Walmart Inc. (NYSE: WMT) is making steps to increase its attractiveness with a new online appearance after making substantial investments in its e-commerce to catch up with Amazon.com Inc. (NASDAQ: AMZN).
According to Tom Ward, the retailer’s U.S. e-commerce CEO, in an interview with Bloomberg, Walmart wants to “curate an experience when customers go through our doors, whether they’re real doors or digital doors,” with the revamp.

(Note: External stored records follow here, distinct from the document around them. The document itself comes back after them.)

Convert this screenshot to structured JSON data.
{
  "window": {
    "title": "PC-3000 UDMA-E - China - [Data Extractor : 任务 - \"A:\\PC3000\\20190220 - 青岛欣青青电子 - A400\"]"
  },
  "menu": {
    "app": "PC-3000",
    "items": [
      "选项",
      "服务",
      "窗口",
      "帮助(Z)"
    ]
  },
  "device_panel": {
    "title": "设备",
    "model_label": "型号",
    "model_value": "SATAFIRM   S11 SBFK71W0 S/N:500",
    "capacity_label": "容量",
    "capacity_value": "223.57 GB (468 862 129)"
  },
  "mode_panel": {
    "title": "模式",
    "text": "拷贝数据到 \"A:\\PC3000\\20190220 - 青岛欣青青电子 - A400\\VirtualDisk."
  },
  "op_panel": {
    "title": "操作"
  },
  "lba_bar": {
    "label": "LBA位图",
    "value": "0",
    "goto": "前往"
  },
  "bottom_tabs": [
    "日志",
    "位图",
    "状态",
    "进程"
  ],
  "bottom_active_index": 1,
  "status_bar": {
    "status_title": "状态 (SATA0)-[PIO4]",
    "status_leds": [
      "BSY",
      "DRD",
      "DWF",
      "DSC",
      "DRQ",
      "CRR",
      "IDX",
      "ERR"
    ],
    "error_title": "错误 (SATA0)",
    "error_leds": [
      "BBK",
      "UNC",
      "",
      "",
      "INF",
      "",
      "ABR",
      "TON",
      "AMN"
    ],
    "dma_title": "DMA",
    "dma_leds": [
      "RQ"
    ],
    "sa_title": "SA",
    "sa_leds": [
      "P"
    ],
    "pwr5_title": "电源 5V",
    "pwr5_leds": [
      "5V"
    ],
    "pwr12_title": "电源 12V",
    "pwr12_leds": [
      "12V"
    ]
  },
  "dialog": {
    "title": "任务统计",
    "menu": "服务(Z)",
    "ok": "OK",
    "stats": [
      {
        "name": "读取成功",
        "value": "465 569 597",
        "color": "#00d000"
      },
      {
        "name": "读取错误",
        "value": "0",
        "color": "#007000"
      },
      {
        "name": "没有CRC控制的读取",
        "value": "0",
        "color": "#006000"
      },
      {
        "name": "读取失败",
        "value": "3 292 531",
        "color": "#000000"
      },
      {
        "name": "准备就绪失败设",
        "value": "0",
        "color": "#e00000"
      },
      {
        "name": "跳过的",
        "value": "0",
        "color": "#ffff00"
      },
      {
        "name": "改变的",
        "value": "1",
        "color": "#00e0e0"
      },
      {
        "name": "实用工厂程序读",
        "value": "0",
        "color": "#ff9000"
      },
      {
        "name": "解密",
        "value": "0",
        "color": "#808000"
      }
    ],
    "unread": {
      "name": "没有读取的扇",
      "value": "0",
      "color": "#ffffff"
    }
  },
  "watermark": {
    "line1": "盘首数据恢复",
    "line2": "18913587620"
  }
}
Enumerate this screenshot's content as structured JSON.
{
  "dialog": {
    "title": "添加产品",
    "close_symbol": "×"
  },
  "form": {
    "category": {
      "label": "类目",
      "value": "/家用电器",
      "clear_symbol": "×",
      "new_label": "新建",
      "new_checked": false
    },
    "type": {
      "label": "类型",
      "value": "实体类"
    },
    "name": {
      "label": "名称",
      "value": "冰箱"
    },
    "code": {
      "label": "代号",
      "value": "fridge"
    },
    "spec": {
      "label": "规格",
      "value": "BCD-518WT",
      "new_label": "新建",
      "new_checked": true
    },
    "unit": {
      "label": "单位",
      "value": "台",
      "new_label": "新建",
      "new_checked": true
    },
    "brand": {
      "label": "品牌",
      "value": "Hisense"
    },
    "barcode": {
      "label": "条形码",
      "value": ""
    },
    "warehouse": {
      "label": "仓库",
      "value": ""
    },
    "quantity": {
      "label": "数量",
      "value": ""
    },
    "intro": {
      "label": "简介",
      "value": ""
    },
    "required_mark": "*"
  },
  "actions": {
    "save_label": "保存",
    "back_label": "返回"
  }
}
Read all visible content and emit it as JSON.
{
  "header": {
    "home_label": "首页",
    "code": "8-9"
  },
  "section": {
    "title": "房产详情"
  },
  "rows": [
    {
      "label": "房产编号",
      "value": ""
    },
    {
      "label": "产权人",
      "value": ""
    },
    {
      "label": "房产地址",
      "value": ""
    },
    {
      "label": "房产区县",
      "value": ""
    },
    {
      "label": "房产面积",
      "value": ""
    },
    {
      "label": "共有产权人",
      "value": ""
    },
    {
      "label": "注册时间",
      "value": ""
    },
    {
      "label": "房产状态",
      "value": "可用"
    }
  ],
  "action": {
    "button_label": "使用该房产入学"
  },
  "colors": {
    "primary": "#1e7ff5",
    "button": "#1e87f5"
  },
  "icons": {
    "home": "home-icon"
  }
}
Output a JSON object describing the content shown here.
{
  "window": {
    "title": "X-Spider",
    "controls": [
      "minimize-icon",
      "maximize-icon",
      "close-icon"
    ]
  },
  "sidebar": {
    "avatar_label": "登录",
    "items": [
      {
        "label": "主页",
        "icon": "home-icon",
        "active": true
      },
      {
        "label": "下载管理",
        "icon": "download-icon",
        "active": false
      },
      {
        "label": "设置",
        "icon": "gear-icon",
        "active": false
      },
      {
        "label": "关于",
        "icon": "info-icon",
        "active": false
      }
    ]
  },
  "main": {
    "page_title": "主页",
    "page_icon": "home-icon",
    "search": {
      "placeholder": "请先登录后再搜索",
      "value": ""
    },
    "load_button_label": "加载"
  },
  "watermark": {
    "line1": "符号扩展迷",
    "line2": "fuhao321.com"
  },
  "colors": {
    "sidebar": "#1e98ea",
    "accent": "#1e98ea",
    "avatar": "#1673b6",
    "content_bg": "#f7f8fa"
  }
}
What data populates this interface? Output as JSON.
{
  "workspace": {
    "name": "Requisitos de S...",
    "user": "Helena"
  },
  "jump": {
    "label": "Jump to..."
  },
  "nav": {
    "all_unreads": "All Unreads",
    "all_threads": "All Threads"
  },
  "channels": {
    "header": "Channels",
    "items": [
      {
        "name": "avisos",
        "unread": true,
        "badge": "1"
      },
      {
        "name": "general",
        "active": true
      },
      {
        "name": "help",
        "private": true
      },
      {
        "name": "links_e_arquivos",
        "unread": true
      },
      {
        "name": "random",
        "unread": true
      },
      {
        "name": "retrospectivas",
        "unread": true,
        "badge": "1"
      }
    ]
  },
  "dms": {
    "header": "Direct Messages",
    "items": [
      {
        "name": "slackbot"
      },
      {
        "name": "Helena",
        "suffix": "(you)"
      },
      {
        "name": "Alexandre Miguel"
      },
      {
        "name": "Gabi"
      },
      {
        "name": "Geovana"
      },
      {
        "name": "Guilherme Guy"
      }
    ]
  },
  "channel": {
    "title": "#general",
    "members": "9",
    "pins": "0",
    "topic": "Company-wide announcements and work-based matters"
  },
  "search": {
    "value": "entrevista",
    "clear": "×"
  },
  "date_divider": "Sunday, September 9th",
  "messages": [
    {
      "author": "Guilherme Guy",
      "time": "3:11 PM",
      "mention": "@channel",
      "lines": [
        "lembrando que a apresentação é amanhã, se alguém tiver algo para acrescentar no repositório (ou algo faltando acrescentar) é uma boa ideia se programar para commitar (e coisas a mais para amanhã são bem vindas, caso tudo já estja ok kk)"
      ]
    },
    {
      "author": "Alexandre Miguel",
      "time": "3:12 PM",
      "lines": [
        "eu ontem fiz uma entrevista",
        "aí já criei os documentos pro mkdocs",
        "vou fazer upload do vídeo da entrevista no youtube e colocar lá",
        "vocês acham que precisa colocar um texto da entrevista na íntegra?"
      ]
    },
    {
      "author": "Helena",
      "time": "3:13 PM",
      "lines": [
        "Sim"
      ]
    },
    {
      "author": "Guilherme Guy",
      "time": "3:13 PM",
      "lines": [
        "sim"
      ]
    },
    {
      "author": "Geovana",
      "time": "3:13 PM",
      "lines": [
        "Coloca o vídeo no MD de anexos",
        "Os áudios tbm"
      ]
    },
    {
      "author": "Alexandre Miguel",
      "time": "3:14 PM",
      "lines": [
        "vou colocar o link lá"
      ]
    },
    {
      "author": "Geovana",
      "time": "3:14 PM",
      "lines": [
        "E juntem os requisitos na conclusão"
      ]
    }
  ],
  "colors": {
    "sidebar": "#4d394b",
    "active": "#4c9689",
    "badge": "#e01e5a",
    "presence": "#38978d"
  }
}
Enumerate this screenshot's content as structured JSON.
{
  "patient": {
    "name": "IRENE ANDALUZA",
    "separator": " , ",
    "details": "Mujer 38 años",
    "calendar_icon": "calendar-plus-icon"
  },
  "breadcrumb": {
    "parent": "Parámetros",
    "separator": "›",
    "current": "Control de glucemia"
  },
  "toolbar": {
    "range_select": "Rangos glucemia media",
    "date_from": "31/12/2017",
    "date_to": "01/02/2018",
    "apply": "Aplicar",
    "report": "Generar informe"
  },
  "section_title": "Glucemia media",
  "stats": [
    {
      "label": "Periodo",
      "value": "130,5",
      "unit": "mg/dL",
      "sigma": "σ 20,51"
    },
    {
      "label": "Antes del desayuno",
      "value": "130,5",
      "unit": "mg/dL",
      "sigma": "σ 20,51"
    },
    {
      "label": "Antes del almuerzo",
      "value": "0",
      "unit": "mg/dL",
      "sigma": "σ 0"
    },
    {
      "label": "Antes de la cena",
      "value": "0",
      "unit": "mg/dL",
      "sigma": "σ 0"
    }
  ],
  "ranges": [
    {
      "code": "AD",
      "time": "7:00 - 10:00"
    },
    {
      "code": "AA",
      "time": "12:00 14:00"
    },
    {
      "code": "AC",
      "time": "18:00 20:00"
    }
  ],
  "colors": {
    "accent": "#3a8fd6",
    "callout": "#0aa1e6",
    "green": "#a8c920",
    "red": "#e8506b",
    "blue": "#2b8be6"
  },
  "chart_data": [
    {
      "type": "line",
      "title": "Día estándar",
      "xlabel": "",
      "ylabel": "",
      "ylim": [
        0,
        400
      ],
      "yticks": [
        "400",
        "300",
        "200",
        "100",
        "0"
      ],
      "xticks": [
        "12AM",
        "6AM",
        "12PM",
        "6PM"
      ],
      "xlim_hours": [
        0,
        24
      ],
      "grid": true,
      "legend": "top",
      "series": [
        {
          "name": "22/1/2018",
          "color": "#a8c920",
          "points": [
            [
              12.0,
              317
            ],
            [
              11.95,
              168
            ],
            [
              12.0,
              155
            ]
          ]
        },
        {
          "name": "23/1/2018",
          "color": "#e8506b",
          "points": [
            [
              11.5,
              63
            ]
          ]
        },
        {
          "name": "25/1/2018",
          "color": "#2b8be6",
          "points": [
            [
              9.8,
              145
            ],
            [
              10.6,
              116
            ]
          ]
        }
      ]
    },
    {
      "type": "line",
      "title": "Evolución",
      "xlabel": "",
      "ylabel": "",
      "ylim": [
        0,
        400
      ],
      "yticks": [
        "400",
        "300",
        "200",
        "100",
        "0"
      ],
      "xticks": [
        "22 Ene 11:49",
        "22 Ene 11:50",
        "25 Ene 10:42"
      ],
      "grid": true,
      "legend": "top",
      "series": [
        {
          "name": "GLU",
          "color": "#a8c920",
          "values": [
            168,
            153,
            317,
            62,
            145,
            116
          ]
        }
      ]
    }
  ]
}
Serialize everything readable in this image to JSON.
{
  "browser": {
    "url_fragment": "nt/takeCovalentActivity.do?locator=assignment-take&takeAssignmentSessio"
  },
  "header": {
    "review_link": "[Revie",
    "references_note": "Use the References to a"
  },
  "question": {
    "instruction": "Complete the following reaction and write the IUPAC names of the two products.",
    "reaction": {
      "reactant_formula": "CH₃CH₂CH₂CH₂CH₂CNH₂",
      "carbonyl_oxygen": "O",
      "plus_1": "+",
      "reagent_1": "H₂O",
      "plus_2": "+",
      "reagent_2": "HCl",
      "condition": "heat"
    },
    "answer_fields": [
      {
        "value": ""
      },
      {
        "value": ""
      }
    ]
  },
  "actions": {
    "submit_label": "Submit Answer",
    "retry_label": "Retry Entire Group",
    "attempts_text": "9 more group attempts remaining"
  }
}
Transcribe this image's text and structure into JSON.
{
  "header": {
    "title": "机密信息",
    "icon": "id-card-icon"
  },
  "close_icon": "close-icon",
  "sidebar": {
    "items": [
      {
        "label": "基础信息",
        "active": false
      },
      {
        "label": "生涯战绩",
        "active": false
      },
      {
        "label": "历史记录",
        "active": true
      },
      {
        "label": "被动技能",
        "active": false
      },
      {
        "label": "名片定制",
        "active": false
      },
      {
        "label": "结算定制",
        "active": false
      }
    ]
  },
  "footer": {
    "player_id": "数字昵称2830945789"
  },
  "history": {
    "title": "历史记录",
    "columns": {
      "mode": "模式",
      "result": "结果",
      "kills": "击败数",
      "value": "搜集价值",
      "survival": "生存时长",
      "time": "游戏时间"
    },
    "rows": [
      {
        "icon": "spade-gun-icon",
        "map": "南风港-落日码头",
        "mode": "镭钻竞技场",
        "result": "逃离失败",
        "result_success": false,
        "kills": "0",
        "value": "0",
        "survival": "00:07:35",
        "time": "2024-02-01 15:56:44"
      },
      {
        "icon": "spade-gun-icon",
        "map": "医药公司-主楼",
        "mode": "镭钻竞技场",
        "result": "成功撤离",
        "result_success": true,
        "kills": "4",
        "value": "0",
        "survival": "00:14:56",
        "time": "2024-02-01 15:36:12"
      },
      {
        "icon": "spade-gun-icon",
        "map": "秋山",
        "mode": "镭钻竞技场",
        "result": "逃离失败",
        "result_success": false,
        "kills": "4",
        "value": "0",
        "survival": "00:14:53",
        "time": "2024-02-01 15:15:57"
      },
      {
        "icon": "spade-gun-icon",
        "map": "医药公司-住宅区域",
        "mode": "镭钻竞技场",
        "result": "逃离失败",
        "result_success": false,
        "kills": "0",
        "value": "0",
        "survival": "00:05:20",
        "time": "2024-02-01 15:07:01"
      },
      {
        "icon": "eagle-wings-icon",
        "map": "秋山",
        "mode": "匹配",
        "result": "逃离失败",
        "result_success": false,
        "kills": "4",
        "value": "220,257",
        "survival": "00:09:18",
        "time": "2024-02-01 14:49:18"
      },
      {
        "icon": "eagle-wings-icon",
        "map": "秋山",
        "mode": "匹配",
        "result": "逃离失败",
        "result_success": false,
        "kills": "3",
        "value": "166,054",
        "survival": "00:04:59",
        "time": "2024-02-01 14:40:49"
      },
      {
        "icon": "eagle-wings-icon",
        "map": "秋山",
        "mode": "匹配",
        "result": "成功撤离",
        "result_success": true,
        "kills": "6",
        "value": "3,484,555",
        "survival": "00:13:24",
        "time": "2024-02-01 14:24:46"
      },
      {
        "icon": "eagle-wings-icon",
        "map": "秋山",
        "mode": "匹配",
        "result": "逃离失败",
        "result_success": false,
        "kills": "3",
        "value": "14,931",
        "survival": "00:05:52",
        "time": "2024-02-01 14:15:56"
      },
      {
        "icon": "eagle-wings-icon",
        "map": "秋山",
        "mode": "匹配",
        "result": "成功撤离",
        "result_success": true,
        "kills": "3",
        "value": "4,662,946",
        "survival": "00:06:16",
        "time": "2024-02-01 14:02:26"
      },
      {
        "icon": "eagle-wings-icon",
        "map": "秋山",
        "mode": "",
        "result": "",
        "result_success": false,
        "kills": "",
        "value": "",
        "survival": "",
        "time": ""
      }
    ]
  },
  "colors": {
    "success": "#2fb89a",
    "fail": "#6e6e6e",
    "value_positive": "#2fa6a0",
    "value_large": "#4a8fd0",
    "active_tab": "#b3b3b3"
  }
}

Ward emphasized the need of emulating brick-and-mortar retailers by focusing on seasonal merchandise and popular new sales trends.
By giving “a more engaging way to shop,” the retail behemoth is also attempting to draw more attention to its online services and expanding marketplace of third-party merchants, according to a statement on Ward’s website.
Walmart’s efforts to promote a variety of products and reduce chaos were mirrored in a redesign of its website and mobile app, which was announced on Monday.
Over the past two years, Walmart increased its U.S. e-commerce revenue to 11% to 12%. Over 13% of U.S. sales came from the internet sector last year, up from 12% the year before.
Walmart’s online membership service Walmart+ was successful with higher-income households that were sensitive to inflation, signaling a fundamental shift in the retailer’s strategy away from serving lower- and middle-income customers.